Canadian government, oil interests keep close watch on oil pipeline verdict


Environmental protesters gathered Wednesday in front of the White House calling to stop the extension of a crude oil pipeline, from the midwest to the Gulf coast ahead of a State deparment environmental study due to come out today. And with pressure from the Obama administration to resolve the deadlock to either go ahead with the project or not by the end of the year, the Canadian government has stepped up their lobbying efforts.

Earlier Alberta Energy, a government entity, is expanding lobbying in the United States and has hired Nelson Mullins Riley & Scarborough, LLP for a maximum of $150,000, disclosures with the Department of Justice show.

The pipeline project is also facing scrutiny from the Rep. Henry Waxman, D-Calif, who is on the Energy and Commerce committee, and the Environmental Protection Agency. Waxman sent a letter to Secretary Clinton, voicing his concerns and asserted the pipeline would be a “step in the wrong direction.”

Alberta Energy manages energy resources, including, tar sands in the area with an estimated “170.4 billion barrels of recoverable oil in the oil sands deposits of Northern Alberta.”

While the government of Canada would like to see the pipeline project through, environmental organizations such as the Sierra Club believe that “Greenhouse gas emissions from tar sands production are three times those of conventional oil and gas production, and producing synthetic crude oil emits up to 20% more greenhouse gas emissions than low-sulfur, light crude oils.”

Nelson Mullins, the hired guns of the Canadian oil company, prides itself on its connections to U.S. and Canadian policy makers. Company chair, David Wilkins, served as U.S. Ambassador to Canada from 2005 to 2009. According to the Nelson Mullins’ website, “Through his years of public service he has developed close working relationships with state and federal officials and maintains close ties with them as well as with Canadian provincial officials.” Staff from his time at the embassy still work for him at Nelson Mullins.

Wilkins explained that the work that Nelson Mullins is engaged in includes “monitoring and reporting” political events that involve the Alberta energy sector. 

Alberta Energy representative, Gary Mar, testified about Canadian oil sands as a strategy to reduce U.S. dependence on “less secure and reliable sources” of oil. He also cited a Department of Energy report that stated the pipeline could decrease crude imports from the Middle East and increase U.S. domestic energy production. In conjunction with this official testimony, Nelson Mullins contacted staff of John Boehner, R-Ohio, and the Energy and Power Committee.
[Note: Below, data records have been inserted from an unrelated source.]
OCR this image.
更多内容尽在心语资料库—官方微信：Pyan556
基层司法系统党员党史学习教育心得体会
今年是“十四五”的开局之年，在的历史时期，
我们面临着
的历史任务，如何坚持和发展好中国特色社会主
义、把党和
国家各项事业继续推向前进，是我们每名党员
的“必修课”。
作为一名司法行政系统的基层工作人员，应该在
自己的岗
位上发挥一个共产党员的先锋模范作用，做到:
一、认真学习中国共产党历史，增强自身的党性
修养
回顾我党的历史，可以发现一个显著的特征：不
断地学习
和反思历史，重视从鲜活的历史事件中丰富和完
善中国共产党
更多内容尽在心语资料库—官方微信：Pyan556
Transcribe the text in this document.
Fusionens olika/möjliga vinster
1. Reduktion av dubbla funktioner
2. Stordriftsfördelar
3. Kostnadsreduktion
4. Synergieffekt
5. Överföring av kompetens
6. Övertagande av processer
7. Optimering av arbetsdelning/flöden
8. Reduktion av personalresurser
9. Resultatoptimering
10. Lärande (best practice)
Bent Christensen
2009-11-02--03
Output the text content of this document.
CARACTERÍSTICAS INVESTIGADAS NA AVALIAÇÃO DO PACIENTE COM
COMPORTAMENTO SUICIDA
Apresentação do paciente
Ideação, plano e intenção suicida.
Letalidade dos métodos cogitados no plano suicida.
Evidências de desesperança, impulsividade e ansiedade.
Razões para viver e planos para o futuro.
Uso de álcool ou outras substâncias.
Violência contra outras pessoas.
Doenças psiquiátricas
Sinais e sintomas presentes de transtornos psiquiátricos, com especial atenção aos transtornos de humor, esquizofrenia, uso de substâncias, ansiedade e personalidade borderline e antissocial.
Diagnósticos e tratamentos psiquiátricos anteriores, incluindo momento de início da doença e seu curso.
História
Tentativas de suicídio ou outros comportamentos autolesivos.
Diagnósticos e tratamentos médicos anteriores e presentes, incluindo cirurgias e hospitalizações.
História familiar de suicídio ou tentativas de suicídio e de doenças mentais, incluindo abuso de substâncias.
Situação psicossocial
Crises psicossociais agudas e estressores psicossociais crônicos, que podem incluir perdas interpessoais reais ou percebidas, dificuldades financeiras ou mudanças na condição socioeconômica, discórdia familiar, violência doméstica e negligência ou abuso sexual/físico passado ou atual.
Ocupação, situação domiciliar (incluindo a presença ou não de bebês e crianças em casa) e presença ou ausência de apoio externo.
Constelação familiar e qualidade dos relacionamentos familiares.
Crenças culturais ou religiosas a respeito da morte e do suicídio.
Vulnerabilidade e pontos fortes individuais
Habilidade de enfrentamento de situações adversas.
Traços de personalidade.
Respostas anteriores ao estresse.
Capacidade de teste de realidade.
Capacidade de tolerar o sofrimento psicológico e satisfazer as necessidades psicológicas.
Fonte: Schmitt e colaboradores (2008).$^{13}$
Currently, the loudest issue surrounding the Alberta tar sands is the efforts of Trans Canada Corp to build the Keystone XL pipeline that would pipe the oil derived from the tar sands of Alberta, Canada to Texas. Alberta’s Oil Sands implementation plan calls to “encourage the development of outbound pipeline systems to open markets.”

Wilkins insists that the lobbying operation is, “not actively engaged in the dialog surrounding the pipeline.” There have been no recent meetings on behalf of Alberta Energy, he said.

As an arm of the government Alberta Energy can also lobby through the Canadian Embassy, but will not have the same reporting requirements as lobbyists under the Foreign Agents Registration Act. Last May, Canadians reelected conservatives with a history of promoting the oil sands industry. 

Another well-connected partner at Nelson Mullins, Philip Lader served as on President Clinton’s Cabinet as the Administrator of the Small Business Administration.

Leo Coco, an attorney at Nelson Mullins, served as former chief of staff to former South Carolina Congressman Butler Derrick  and Chris Cushing was a principal advisor to former U.S. Senate Majority Leader Bob Dole in the 80s.

Oil sands lobbying involves some other large players. In the second quarter of 2011, oil giants Conoco Phillips, Chevron and Shell spent millions lobbying on tar sands among other issues, federal lobbying disclosures show. Some U.S. companies such as Koch industries which has a wholly owned subsidiary Flint Hill Resources based in Alberta, Canada, could also benefit from the pipeline. 

The League of Conservation Voters is the only entity this quarter whose lobbying forms explicitly list a stance against oil sands an the Keystone XL Pipeline.